Андрей торопливо сунул еще монет старушке в шершавую маленькую ладонь, и тут же неприятно кольнуло: не мы ли с Будариным красноглазые черти? Не отец ли мой?
Зайцем, петляя, побежал от собора.
Бударин, иссохший от болезни, еле держался на ногах во время венчания и, когда пришли в небольшой его дом на Песчаной улице, где он уже с полгода жил под надзором полиции, извинившись, прилег на кровать, а Наталья с Мусей засуетились, нарезая колбасу и сыр для бутербродов, ставя самовар.

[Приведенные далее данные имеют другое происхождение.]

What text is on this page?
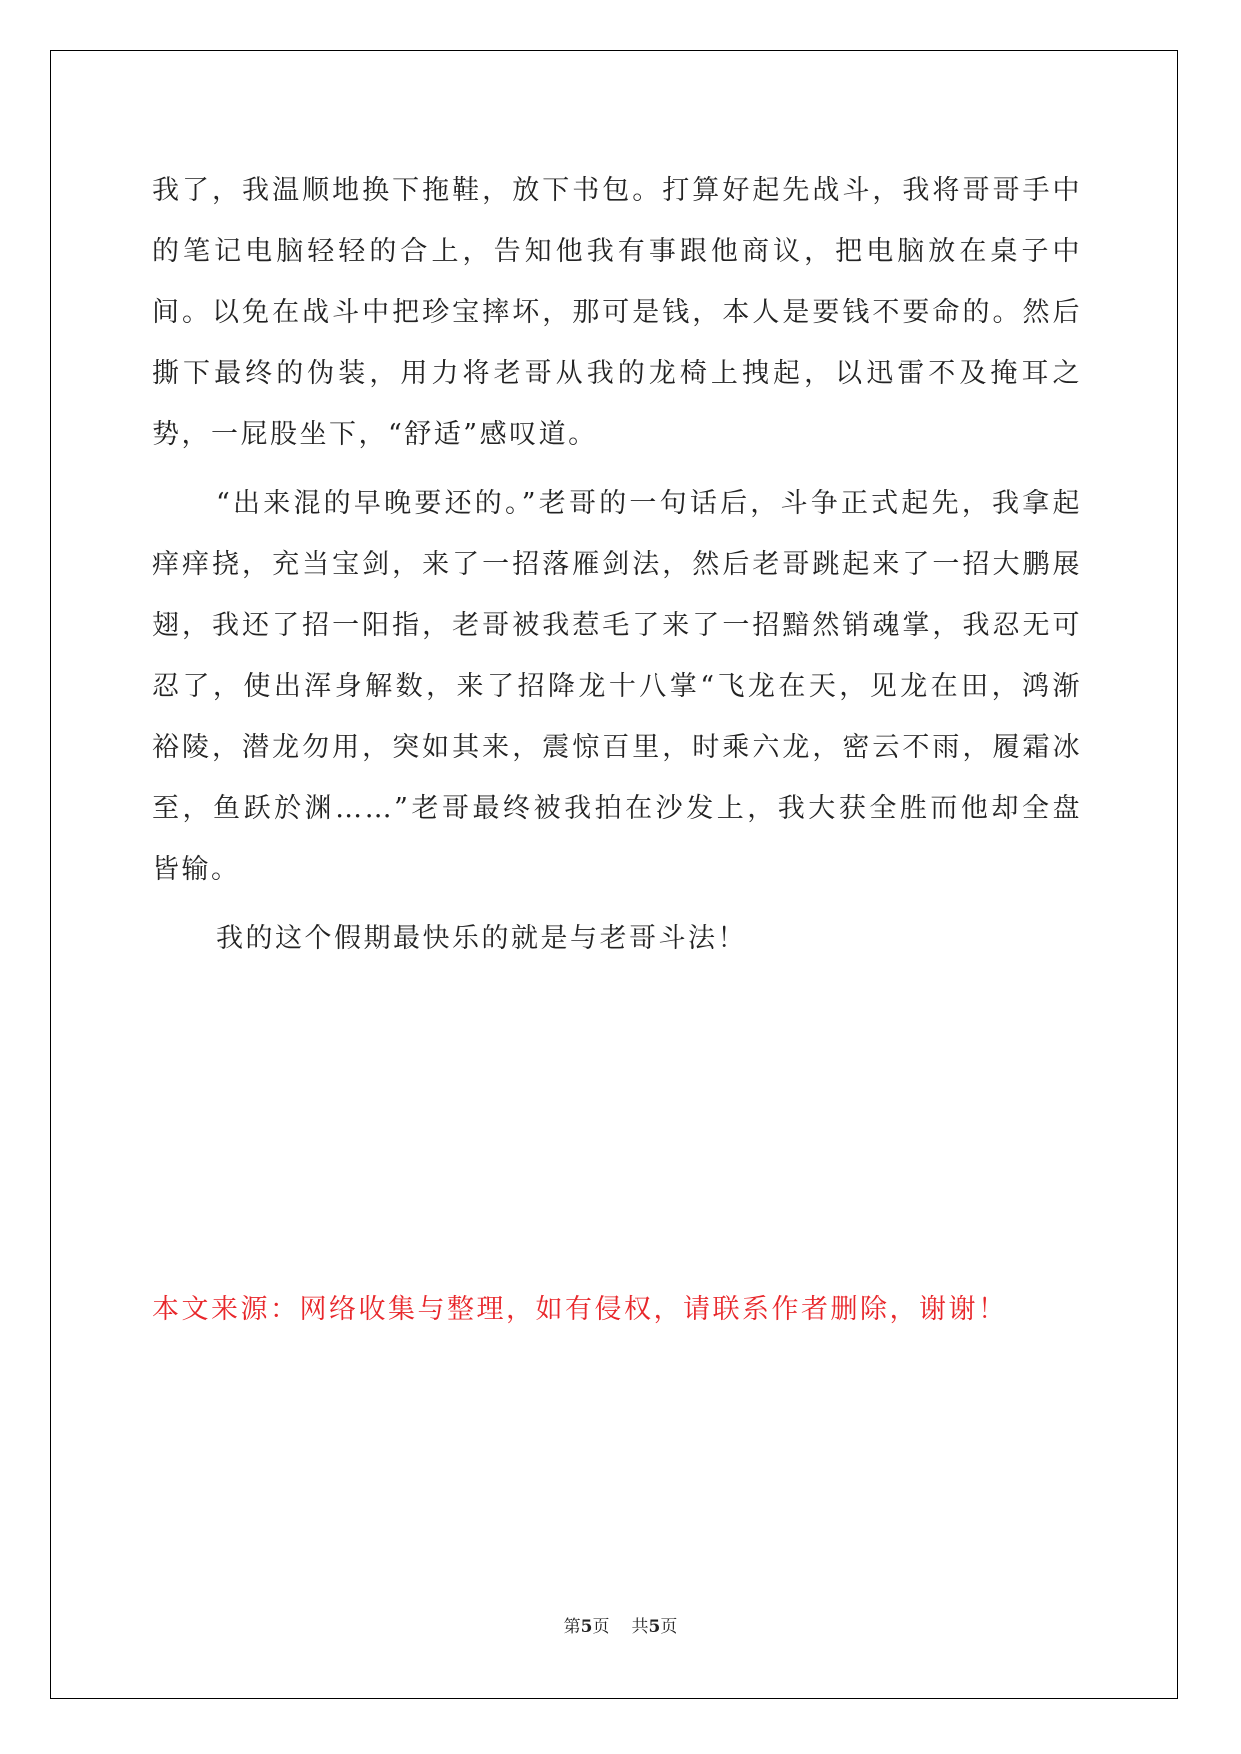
我了，我温顺地换下拖鞋，放下书包。打算好起先战斗，我将哥哥手中的笔记电脑轻轻的合上，告知他我有事跟他商议，把电脑放在桌子中间。以免在战斗中把珍宝摔坏，那可是钱，本人是要钱不要命的。然后撕下最终的伪装，用力将老哥从我的龙椅上拽起，以迅雷不及掩耳之势，一屁股坐下，“舒适”感叹道。

“出来混的早晚要还的。”老哥的一句话后，斗争正式起先，我拿起痒痒挠，充当宝剑，来了一招落雁剑法，然后老哥跳起来了一招大鹏展翅，我还了招一阳指，老哥被我惹毛了来了一招黯然销魂掌，我忍无可忍了，使出浑身解数，来了招降龙十八掌“飞龙在天，见龙在田，鸿渐裕陵，潜龙勿用，突如其来，震惊百里，时乘六龙，密云不雨，履霜冰至，鱼跃於渊……”老哥最终被我拍在沙发上，我大获全胜而他却全盘皆输。

我的这个假期最快乐的就是与老哥斗法！

本文来源：网络收集与整理，如有侵权，请联系作者删除，谢谢！

第5页 共5页
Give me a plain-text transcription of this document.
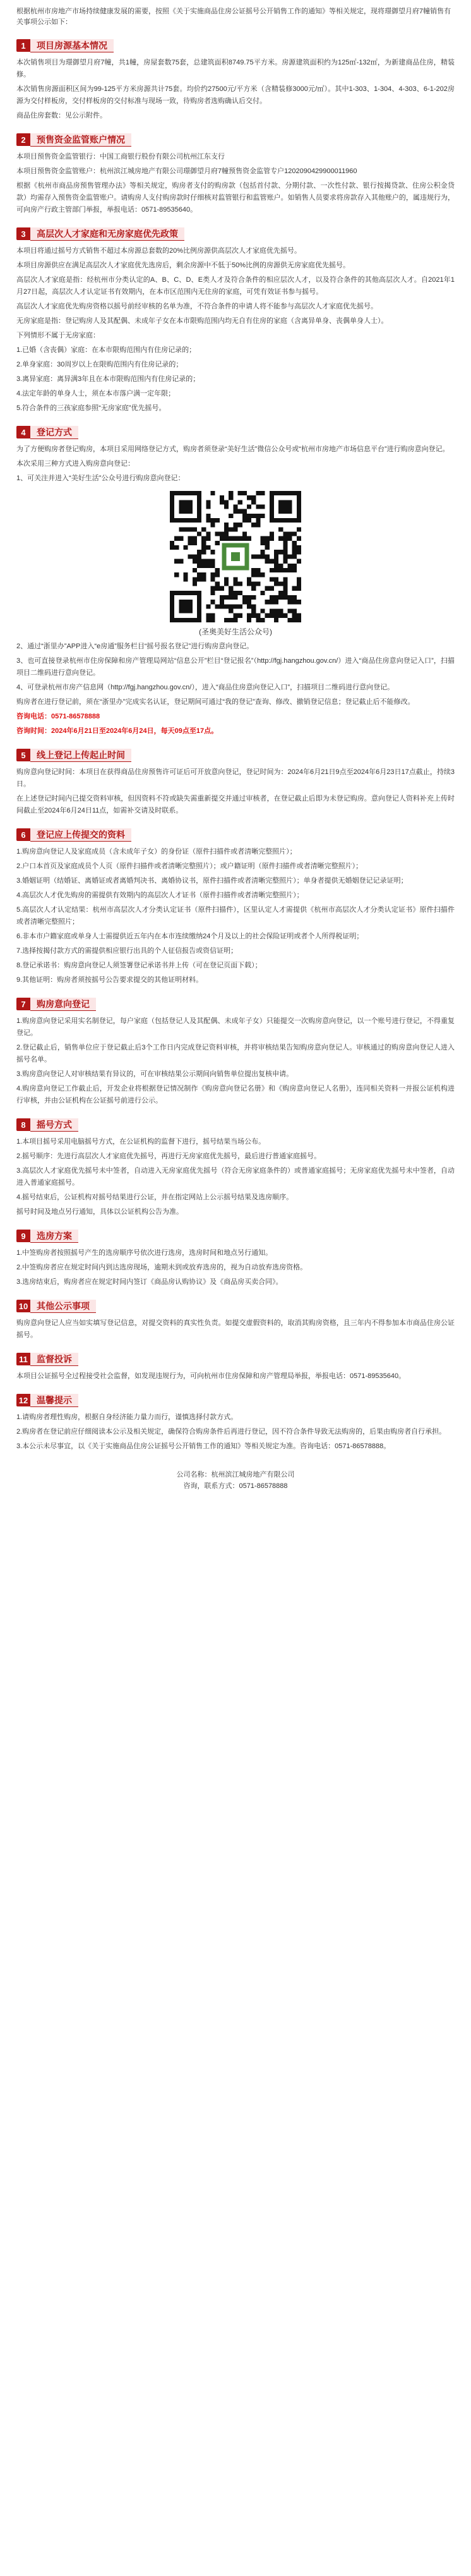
根据杭州市房地产市场持续健康发展的需要，按照《关于实施商品住房公证摇号公开销售工作的通知》等相关规定，现将璟御望月府7幢销售有关事项公示如下：

1	项目房源基本情况

本次销售项目为璟御望月府7幢，共1幢，房屋套数75套，总建筑面积8749.75平方米。房源建筑面积约为125㎡-132㎡，为新建商品住房，精装修。

本次销售房源面积区间为99-125平方米房源共计75套。均价约27500元/平方米（含精装修3000元/㎡）。其中1-303、1-304、4-303、6-1-202房源为交付样板房，交付样板房的交付标准与现场一致，待购房者选购确认后交付。

商品住房套数：见公示附件。

2	预售资金监管账户情况

本项目预售资金监管银行：中国工商银行股份有限公司杭州江东支行

本项目预售资金监管账户：杭州滨江城房地产有限公司璟御望月府7幢预售资金监管专户1202090429900011960

根据《杭州市商品房预售管理办法》等相关规定，购房者支付的购房款（包括首付款、分期付款、一次性付款、银行按揭贷款、住房公积金贷款）均需存入预售资金监管账户。请购房人支付购房款时仔细核对监管银行和监管账户。如销售人员要求将房款存入其他账户的，属违规行为，可向房产行政主管部门举报，举报电话：0571-89535640。

3	高层次人才家庭和无房家庭优先政策

本项目将通过摇号方式销售不超过本房源总套数的20%比例房源供高层次人才家庭优先摇号。

本项目房源供应在满足高层次人才家庭优先选房后，剩余房源中不低于50%比例的房源供无房家庭优先摇号。

高层次人才家庭是指：经杭州市分类认定的A、B、C、D、E类人才及符合条件的相应层次人才，以及符合条件的其他高层次人才。自2021年1月27日起，高层次人才认定证书有效期内，在本市区范围内无住房的家庭，可凭有效证书参与摇号。

高层次人才家庭优先购房资格以摇号前经审核的名单为准，不符合条件的申请人将不能参与高层次人才家庭优先摇号。

无房家庭是指：登记购房人及其配偶、未成年子女在本市限购范围内均无自有住房的家庭（含离异单身、丧偶单身人士）。

下列情形不属于无房家庭：

1.已婚（含丧偶）家庭：在本市限购范围内有住房记录的；

2.单身家庭：30周岁以上在限购范围内有住房记录的；

3.离异家庭：离异满3年且在本市限购范围内有住房记录的；

4.法定年龄的单身人士，须在本市落户满一定年限；

5.符合条件的三孩家庭参照“无房家庭”优先摇号。

4	登记方式

为了方便购房者登记购房，本项目采用网络登记方式，购房者须登录“美好生活”微信公众号或“杭州市房地产市场信息平台”进行购房意向登记。

本次采用三种方式进入购房意向登记：

1、可关注并进入“美好生活”公众号进行购房意向登记：

(圣奥美好生活公众号)

2、通过“浙里办”APP进入“e房通”服务栏目“摇号报名登记”进行购房意向登记。

3、也可直接登录杭州市住房保障和房产管理局网站“信息公开”栏目“登记报名”（http://fgj.hangzhou.gov.cn/）进入“商品住房意向登记入口”，扫描项目二维码进行意向登记。

4、可登录杭州市房产信息网（http://fgj.hangzhou.gov.cn/），进入“商品住房意向登记入口”，扫描项目二维码进行意向登记。

购房者在进行登记前，须在“浙里办”完成实名认证，登记期间可通过“我的登记”查询、修改、撤销登记信息；登记截止后不能修改。

咨询电话：0571-86578888

咨询时间：2024年6月21日至2024年6月24日，每天09点至17点。

5	线上登记上传起止时间

购房意向登记时间：本项目在获得商品住房预售许可证后可开放意向登记，登记时间为：2024年6月21日9点至2024年6月23日17点截止，持续3日。

在上述登记时间内已提交资料审核，但因资料不符或缺失需重新提交并通过审核者，在登记截止后即为未登记购房。意向登记人资料补充上传时间截止至2024年6月24日11点，如需补交请及时联系。

6	登记应上传提交的资料

1.购房意向登记人及家庭成员（含未成年子女）的身份证（原件扫描件或者清晰完整照片）；

2.户口本首页及家庭成员个人页（原件扫描件或者清晰完整照片）；或户籍证明（原件扫描件或者清晰完整照片）；

3.婚姻证明（结婚证、离婚证或者离婚判决书、离婚协议书，原件扫描件或者清晰完整照片）；单身者提供无婚姻登记记录证明；

4.高层次人才优先购房的需提供有效期内的高层次人才证书（原件扫描件或者清晰完整照片）；

5.高层次人才认定结果：杭州市高层次人才分类认定证书（原件扫描件），区里认定人才需提供《杭州市高层次人才分类认定证书》原件扫描件或者清晰完整照片；

6.非本市户籍家庭或单身人士需提供近五年内在本市连续缴纳24个月及以上的社会保险证明或者个人所得税证明；

7.选择按揭付款方式的需提供相应银行出具的个人征信报告或资信证明；

8.登记承诺书：购房意向登记人须签署登记承诺书并上传（可在登记页面下载）；

9.其他证明：购房者须按摇号公告要求提交的其他证明材料。

7	购房意向登记

1.购房意向登记采用实名制登记，每户家庭（包括登记人及其配偶、未成年子女）只能提交一次购房意向登记，以一个账号进行登记，不得重复登记。

2.登记截止后，销售单位应于登记截止后3个工作日内完成登记资料审核，并将审核结果告知购房意向登记人。审核通过的购房意向登记人进入摇号名单。

3.购房意向登记人对审核结果有异议的，可在审核结果公示期间向销售单位提出复核申请。

4.购房意向登记工作截止后，开发企业将根据登记情况制作《购房意向登记名册》和《购房意向登记人名册》，连同相关资料一并报公证机构进行审核，并由公证机构在公证摇号前进行公示。

8	摇号方式

1.本项目摇号采用电脑摇号方式，在公证机构的监督下进行，摇号结果当场公布。

2.摇号顺序：先进行高层次人才家庭优先摇号，再进行无房家庭优先摇号，最后进行普通家庭摇号。

3.高层次人才家庭优先摇号未中签者，自动进入无房家庭优先摇号（符合无房家庭条件的）或普通家庭摇号；无房家庭优先摇号未中签者，自动进入普通家庭摇号。

4.摇号结束后，公证机构对摇号结果进行公证，并在指定网站上公示摇号结果及选房顺序。

摇号时间及地点另行通知，具体以公证机构公告为准。

9	选房方案

1.中签购房者按照摇号产生的选房顺序号依次进行选房，选房时间和地点另行通知。

2.中签购房者应在规定时间内到达选房现场，逾期未到或放弃选房的，视为自动放弃选房资格。

3.选房结束后，购房者应在规定时间内签订《商品房认购协议》及《商品房买卖合同》。

10 其他公示事项

购房意向登记人应当如实填写登记信息，对提交资料的真实性负责。如提交虚假资料的，取消其购房资格，且三年内不得参加本市商品住房公证摇号。

11	监督投诉

本项目公证摇号全过程接受社会监督，如发现违规行为，可向杭州市住房保障和房产管理局举报，举报电话：0571-89535640。

12 温馨提示

1.请购房者理性购房，根据自身经济能力量力而行，谨慎选择付款方式。

2.购房者在登记前应仔细阅读本公示及相关规定，确保符合购房条件后再进行登记，因不符合条件导致无法购房的，后果由购房者自行承担。

3.本公示未尽事宜，以《关于实施商品住房公证摇号公开销售工作的通知》等相关规定为准。咨询电话：0571-86578888。

公司名称：杭州滨江城房地产有限公司
咨询，联系方式：0571-86578888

Андрей сел к столу, на стул, что стоял ближе к лежащему.
– Вы, мне кажется, очень устали от борьбы, Николай? – спросил он. – Или… или готовы продолжать?
– Готов продолжать. – Бударин приподнялся на локтях, подбежавшая Муся поправила ему подушку. – Мой первый революционный опыт – опыт Ростова и сейчас вдохновляет меня, я же сам с Тамани, а борьбу в Ростове начинал, там и первый арест, и чахотку получил там же, в тюрьме. Но представляете, Андрей, в революцию пятого года на Дону многотысячные были демонстрации! Поднялись все: железнодорожники, рабочие заводов, прогрессивные городские мещане! Смелость опьяняла народ, не боялись ни полиции, ни казаков, ни черносотенцев! Мой товарищ по борьбе Илья Вайсман повел толпу к тюрьме, и перед нашим казематом, где я тогда находился, собралось более десяти тысяч человек. Все потребовали выпустить на свободу политических заключенных – революционеров, в том числе и меня. И власть сдалась! Сдалась! Вот она – народная сила! Жаль Вайсмана – убили его через год… А потом Петербург, снова арест, Бутырская тюрьма… И вот я здесь. И недолго мне здесь быть, Андрей, я ведь знаю, что обречен.
Шумел самовар, заглушая его слова, но Муся тревожно глянула в сторону говоривших.
– Женился вот, чтобы не пропал мой труд – я ведь вроде как писатель, есть рассказы, очерки, есть и повесть у меня. Революционер – человек изначально обречённый, все поглощено в нем, как учил Нечаев, единственным исключительным интересом, единою мыслью, единою страстью – революцией. Хотя нечаевские крайности мне не близки… Публиковать рассказы пробовал – раза два отказали, а больше мне недосуг было этим заниматься. Но писать не бросил. И, конечно, нравится мне Мусенька давно, она ведь ко мне приезжала из Петербурга на тюремные свидания…
– Милая девушка.
– А вы не были в Тамани? Лермонтов назвал место паршивейшим городишком. А я люблю до сих пор.